中国、「空中鉄道」導入で渋滞緩和へ 国産化率9割突破
鉄道車両が空中にあるレールに吊り下げられ、都市のビル間を自由に行き交う様子を想像できるだろうか。この「空中鉄道」の構想は決して夢ではない。第1回中国(上海)国際技術輸出入交易会(以下、上交会)で空中鉄道を導入するプロジェクトが発表されると、たちまち注目を集めた。人民日報が伝えた。
▽省エネ・省スペース・低騒音
空中鉄道こと、懸垂式モノレールの歴史はドイツで始まった。ドイツ・ヴッパータール空中鉄道の建設は1901年に始まり、すでに110年以上の歴史がある。日本やロシアなどでも懸垂式モノレールはすでに長年にわたり運行しており、近年の鉄道プロジェクトの重要形式の1つとなっている。
地下鉄やライトレールと違い、空中鉄道は2両又は4両編成で、主に中レベルの旅客輸送に対応している。乗客を含めると空中鉄道の重量制限は1車両あたり13トンで、最大75人の乗客を輸送できる。4両編成の場合、乗客定員は約300人ということになる。設計速度は時速50キロ、旅行速度は時速25-40キロ。平均時速40キロ、発車間隔90秒として計算すると、輸送能力は1時間あたり1万2千人に達する。
通常時、地下鉄の電力消費量は1両あたり5-6キロワット時に達するが、空中鉄道はわずか2.4キロワット時だ。また、空中鉄道の建造コスト(列車、レール、ホーム、信号制御システムなどを含む)は1キロあたり1億2千万元-1億5千万元で、路面電車とほぼ同じ、ライトレール・低速リニアの2分の1から3分の1、地下鉄と比べるとわずか5分の1となる。

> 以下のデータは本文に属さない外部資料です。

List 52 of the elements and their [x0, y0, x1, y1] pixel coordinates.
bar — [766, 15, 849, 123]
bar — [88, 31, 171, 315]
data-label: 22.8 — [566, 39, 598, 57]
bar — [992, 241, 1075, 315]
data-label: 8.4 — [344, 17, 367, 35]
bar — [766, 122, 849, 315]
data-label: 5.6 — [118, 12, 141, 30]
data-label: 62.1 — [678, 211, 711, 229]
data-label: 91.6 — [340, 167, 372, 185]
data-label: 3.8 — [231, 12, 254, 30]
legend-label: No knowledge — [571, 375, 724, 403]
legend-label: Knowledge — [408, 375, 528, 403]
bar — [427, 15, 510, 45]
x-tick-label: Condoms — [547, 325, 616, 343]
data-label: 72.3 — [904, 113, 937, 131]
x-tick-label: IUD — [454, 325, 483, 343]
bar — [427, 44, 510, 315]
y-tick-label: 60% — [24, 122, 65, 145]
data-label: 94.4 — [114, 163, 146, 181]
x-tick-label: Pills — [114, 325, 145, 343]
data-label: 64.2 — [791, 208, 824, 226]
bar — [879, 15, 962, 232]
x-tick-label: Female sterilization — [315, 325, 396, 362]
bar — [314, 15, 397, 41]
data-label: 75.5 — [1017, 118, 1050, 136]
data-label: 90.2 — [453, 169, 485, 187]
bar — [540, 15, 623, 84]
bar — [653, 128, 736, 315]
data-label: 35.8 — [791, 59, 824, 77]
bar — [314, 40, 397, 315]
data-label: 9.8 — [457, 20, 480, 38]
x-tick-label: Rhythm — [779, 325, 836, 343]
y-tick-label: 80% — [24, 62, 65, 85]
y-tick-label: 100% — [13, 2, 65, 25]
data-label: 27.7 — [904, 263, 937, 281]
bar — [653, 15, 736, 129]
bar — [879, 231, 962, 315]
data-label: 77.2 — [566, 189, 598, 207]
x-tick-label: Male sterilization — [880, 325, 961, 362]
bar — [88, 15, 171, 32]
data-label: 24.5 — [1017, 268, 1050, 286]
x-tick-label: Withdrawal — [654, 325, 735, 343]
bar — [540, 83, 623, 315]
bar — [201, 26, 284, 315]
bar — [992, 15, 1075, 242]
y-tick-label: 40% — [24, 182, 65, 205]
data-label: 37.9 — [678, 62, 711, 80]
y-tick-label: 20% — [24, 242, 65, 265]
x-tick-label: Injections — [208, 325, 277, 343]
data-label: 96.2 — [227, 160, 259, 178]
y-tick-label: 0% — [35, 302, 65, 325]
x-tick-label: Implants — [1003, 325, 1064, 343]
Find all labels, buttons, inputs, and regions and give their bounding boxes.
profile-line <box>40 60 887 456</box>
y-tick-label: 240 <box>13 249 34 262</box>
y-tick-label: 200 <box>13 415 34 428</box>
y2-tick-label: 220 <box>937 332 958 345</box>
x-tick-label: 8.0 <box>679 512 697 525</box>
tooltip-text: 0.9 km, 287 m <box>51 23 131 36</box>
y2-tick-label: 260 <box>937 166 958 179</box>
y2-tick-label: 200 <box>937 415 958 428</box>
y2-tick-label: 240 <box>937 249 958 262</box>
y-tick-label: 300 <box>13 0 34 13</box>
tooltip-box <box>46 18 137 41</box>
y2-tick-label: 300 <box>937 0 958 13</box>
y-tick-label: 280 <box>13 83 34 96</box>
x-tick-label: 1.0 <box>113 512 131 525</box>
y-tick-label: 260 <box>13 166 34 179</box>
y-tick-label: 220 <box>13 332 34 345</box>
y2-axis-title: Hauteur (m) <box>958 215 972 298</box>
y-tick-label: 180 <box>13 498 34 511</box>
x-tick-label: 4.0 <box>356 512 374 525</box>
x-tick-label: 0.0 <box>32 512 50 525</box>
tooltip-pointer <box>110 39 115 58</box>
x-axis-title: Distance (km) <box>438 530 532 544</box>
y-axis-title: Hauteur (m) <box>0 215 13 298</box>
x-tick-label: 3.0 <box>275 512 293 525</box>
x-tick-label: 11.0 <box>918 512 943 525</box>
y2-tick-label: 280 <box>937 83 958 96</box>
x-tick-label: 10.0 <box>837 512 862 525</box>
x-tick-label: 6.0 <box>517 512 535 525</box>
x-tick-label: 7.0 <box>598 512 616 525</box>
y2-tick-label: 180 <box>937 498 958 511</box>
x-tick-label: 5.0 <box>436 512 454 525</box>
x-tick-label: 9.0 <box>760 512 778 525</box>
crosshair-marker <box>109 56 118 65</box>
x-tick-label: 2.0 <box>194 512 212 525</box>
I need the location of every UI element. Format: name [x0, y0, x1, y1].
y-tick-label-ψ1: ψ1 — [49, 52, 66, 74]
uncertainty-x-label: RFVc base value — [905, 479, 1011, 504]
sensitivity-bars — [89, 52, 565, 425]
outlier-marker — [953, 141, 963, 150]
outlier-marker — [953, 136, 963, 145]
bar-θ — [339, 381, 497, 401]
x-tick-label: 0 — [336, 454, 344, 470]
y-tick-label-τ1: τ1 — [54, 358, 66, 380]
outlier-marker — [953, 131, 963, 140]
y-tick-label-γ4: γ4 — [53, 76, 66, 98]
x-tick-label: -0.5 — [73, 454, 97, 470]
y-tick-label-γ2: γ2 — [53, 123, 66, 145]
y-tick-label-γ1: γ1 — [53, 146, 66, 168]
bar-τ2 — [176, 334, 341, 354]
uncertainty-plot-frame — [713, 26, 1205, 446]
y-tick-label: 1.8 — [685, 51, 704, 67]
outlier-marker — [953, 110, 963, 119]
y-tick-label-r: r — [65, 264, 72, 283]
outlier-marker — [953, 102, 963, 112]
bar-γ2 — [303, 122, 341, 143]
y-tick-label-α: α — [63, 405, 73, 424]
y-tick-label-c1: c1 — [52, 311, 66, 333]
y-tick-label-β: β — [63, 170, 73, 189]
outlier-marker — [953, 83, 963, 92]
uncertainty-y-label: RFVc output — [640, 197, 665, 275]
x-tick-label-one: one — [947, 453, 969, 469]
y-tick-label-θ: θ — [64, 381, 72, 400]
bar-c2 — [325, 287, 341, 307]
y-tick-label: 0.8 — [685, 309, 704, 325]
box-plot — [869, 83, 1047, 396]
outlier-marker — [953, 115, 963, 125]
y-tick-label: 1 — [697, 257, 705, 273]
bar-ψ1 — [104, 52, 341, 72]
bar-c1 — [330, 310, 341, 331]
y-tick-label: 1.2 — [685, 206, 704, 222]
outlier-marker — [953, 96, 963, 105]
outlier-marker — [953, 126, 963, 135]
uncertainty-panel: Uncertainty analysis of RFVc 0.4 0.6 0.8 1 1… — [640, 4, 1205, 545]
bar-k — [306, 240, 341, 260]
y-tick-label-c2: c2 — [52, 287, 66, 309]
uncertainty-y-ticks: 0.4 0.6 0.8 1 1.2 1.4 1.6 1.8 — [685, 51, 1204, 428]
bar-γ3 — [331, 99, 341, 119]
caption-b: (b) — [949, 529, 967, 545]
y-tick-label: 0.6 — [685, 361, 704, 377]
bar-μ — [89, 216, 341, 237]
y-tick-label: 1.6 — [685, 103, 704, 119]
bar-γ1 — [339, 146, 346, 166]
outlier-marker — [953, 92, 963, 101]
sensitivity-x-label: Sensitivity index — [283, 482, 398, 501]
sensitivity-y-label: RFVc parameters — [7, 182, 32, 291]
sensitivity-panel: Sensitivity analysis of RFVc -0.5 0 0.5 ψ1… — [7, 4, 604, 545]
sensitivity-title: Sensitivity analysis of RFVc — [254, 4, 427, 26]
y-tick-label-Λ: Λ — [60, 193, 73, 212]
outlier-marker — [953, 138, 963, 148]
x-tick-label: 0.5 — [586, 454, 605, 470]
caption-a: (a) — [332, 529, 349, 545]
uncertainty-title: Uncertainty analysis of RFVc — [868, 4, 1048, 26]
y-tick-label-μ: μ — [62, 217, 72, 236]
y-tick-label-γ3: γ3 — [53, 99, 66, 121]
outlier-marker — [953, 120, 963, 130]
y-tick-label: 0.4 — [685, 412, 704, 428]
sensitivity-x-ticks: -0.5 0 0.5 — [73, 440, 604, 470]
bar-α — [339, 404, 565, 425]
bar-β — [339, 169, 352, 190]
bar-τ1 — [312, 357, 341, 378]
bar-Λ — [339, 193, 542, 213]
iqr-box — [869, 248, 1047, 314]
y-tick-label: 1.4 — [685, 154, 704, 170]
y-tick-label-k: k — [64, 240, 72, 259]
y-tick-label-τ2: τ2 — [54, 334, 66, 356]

同済大学交通運輸学院の李曄教授は「懸垂式モノレールは、全く新たな理念と、成熟した技術を持つ都市交通モデルだ。主要幹線道路には適さないが、地域内や交通の要所・枢軸、主要施設などを結び、循環する交通手段には適している。懸垂式モノレールは、中レベルのスピード・輸送量を持つ軽量型・電力駆動式の交通手段で、▽安全かつ信頼性が高い▽敷地面積を節約できる▽建設期間が短い▽騒音が少ない▽排気ガスがゼロ――といったメリットを持ち、他の交通手段の補充とすることができる。市民の外出に新たな選択肢をもたらし、目的地にたどり着くまでの『最後の1キロ』問題を解決できる」と語る。